Alkene or alkynes can be substituted, for example available halogen atom, cyano group, acyl group such as acetyl group; acyloxy such as acetoxyl group, amino as dialkyl amido, alkoxyl such as methoxyl group; haloalkyl such as trifluoromethyl, halogenated alkoxy such as trifluoromethoxy, acylamino-such as acetylamino or hydroxyl replace.Part in these groups participates in reaction, and this depends on definite reaction condition.For example, with its a little acetylene series unsaturated alcohols, 3-butine-1-alcohol for example, 4-pentyne-1-alcohol or 3-pentyne-1-alcohol carbonylation can obtain lactone.Therefore 3-butine-1-alcohol can be changed into alpha-methylene-gamma-butyrolactone.
The example of alkynes is: acetylene, propine, phenylacetylene, 1-butine, 2-butine, 1-pentyne, the 1-hexin, 1-heptyne, 1-octyne, 2-octyne, 4-octyne, 1,7-18 (carbon) diine, 5-methyl-3-heptyne, 4-propyl group-valerylene, 1-three n-heptylacetylenes, benzyl acetylene and cyclohexyl-acetylene.
The example of alkene is: acetylene, propylene, styrene, 1-butylene, 2-butylene, 1-amylene, 1-hexene, 1-heptene, 1-octene, 2-octene, 4-octene, cyclohexene and norbornadiene.
Acetylene series and alefinically unsaturated compounds can be alkynes and alkene, as 3-methyl-3-butene-2-alkynes.

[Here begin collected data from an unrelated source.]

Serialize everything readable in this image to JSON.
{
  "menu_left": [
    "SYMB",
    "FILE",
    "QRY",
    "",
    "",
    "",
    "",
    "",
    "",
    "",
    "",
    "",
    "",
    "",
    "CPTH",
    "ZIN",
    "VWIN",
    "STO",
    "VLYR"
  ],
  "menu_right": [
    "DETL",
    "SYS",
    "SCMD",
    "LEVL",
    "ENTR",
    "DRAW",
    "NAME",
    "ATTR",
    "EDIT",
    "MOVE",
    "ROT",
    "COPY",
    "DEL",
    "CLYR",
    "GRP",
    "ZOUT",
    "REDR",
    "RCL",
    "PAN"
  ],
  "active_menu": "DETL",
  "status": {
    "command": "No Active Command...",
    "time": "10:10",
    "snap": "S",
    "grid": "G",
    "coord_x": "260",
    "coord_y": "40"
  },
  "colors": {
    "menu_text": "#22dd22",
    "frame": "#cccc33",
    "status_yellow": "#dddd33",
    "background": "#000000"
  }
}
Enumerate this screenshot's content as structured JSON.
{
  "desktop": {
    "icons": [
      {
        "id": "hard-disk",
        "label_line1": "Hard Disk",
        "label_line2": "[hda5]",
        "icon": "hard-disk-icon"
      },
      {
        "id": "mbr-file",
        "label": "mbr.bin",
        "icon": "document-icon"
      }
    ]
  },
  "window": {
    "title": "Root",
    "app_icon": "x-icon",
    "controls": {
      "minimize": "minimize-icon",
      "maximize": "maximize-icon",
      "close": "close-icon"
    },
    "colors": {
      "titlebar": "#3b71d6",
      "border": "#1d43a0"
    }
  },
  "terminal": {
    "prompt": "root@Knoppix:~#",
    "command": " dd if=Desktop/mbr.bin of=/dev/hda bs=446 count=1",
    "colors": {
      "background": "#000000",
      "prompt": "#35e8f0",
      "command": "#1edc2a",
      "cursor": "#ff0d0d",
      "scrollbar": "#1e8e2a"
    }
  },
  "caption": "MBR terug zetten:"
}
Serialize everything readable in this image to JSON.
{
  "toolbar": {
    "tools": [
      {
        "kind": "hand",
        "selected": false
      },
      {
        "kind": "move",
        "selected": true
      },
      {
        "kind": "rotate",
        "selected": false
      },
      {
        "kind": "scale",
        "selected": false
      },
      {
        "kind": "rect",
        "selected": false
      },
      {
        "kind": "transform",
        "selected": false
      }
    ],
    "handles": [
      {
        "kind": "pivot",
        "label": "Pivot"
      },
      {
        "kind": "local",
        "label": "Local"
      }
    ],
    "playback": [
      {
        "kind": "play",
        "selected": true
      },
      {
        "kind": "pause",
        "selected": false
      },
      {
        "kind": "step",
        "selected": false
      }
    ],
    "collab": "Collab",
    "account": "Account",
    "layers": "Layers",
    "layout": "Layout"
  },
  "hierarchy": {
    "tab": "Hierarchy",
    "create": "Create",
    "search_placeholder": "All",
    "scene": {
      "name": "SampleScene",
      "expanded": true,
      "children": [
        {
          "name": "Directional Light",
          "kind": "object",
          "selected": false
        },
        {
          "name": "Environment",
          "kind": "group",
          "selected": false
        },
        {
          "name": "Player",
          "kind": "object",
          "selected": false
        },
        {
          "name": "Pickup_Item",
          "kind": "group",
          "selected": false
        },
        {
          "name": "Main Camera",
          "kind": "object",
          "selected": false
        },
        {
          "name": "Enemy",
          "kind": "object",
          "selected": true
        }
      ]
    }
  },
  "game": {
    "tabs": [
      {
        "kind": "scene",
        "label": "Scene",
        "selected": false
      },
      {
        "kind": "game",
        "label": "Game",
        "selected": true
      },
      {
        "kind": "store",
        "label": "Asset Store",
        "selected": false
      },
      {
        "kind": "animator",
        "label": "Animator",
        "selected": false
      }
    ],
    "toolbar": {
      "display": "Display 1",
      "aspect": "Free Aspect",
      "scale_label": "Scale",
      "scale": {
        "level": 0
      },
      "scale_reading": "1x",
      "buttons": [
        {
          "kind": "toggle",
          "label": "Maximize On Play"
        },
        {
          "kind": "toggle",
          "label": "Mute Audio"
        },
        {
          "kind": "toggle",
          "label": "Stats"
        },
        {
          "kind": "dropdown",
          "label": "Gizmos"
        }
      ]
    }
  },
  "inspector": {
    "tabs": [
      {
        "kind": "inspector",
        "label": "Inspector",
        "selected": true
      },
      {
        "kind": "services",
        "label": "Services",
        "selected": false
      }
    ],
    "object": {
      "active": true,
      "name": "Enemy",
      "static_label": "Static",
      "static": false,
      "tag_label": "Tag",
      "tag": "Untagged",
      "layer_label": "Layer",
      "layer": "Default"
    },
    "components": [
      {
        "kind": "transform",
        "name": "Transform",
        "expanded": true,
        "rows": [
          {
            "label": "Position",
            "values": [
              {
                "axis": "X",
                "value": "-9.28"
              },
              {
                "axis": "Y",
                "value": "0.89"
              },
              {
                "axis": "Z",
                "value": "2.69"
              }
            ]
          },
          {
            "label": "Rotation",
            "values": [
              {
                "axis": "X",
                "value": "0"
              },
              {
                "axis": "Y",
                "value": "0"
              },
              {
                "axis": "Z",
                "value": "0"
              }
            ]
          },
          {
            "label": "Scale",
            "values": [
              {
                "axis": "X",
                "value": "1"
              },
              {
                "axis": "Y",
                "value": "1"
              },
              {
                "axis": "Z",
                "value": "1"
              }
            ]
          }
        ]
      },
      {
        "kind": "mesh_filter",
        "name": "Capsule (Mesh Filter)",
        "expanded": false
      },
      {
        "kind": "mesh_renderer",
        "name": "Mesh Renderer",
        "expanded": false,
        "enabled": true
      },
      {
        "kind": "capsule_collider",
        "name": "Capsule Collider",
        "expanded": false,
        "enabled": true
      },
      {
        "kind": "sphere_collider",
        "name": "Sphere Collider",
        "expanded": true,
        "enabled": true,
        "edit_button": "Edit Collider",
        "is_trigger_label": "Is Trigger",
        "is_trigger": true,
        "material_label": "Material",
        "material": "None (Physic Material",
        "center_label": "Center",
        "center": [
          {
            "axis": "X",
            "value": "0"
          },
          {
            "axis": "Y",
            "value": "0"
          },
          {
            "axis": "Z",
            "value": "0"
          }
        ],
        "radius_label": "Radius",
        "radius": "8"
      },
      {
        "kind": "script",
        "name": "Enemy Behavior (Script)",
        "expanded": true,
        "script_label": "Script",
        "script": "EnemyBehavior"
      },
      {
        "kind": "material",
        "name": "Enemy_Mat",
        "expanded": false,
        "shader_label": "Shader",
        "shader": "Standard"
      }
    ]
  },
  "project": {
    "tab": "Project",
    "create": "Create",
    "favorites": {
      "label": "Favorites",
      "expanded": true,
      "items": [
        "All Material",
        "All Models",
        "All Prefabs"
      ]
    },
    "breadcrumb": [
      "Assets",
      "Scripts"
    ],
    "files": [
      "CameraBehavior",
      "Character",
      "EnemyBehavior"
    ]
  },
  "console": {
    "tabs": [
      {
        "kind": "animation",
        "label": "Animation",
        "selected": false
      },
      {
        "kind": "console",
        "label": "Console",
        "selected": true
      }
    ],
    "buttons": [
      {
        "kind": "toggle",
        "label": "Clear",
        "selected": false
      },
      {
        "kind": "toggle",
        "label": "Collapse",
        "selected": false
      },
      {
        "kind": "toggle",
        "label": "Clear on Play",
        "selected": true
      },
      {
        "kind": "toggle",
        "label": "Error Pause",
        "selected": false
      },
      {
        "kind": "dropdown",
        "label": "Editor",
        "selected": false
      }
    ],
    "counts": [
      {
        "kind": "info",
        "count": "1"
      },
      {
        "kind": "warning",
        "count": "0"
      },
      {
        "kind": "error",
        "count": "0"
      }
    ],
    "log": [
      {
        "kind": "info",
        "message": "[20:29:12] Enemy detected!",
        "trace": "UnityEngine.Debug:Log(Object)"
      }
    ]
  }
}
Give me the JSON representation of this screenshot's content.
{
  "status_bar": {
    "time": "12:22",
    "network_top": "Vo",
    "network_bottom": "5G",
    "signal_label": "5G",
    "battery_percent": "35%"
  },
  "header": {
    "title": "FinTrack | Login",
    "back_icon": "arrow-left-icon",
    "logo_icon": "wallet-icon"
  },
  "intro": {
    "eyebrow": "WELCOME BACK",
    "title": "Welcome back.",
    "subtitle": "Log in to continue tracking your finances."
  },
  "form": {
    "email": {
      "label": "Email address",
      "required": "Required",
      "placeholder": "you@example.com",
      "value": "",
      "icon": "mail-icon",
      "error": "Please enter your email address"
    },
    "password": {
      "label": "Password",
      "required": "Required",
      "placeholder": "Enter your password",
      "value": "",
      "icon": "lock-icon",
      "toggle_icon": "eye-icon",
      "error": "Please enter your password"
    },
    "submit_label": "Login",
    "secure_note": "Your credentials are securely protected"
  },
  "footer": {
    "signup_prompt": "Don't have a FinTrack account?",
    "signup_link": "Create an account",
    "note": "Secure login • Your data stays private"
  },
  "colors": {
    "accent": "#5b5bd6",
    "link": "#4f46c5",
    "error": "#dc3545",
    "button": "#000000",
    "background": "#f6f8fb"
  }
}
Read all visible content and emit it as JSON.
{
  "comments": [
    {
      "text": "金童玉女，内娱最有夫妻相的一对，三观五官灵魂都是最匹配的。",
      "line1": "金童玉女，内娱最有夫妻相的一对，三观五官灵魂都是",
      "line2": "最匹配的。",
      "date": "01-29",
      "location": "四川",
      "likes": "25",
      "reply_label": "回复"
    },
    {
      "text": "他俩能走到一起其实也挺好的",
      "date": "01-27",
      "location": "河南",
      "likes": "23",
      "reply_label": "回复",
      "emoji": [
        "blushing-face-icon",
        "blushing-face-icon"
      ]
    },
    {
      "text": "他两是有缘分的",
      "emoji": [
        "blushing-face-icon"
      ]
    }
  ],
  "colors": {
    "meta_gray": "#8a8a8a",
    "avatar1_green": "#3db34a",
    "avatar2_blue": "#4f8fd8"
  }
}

Unsaturated compound can be separately or at other reactant, carries out carbonylation as can the leave away nucleophilic compound of hydrogen atom of hydrogen or band under existing.Can leave away hydrogen atom and nucleophilic compound example of band is hydroxy-containing compounds.
Hydroxy-containing compounds is preferably alcohol, water or carboxylic acid.
Used alcohol can be fatty alcohol, and ring-shaped fat is pure or fragrant and mellow and can be with one or more substituting groups.Alcohol preferably contains up to 20 carbon/molecule.For example, can be alkanol, cyclic alkanol or phenol.Can be with one or more hydroxyls, wherein can form several products, this depends on used reactant mol ratio.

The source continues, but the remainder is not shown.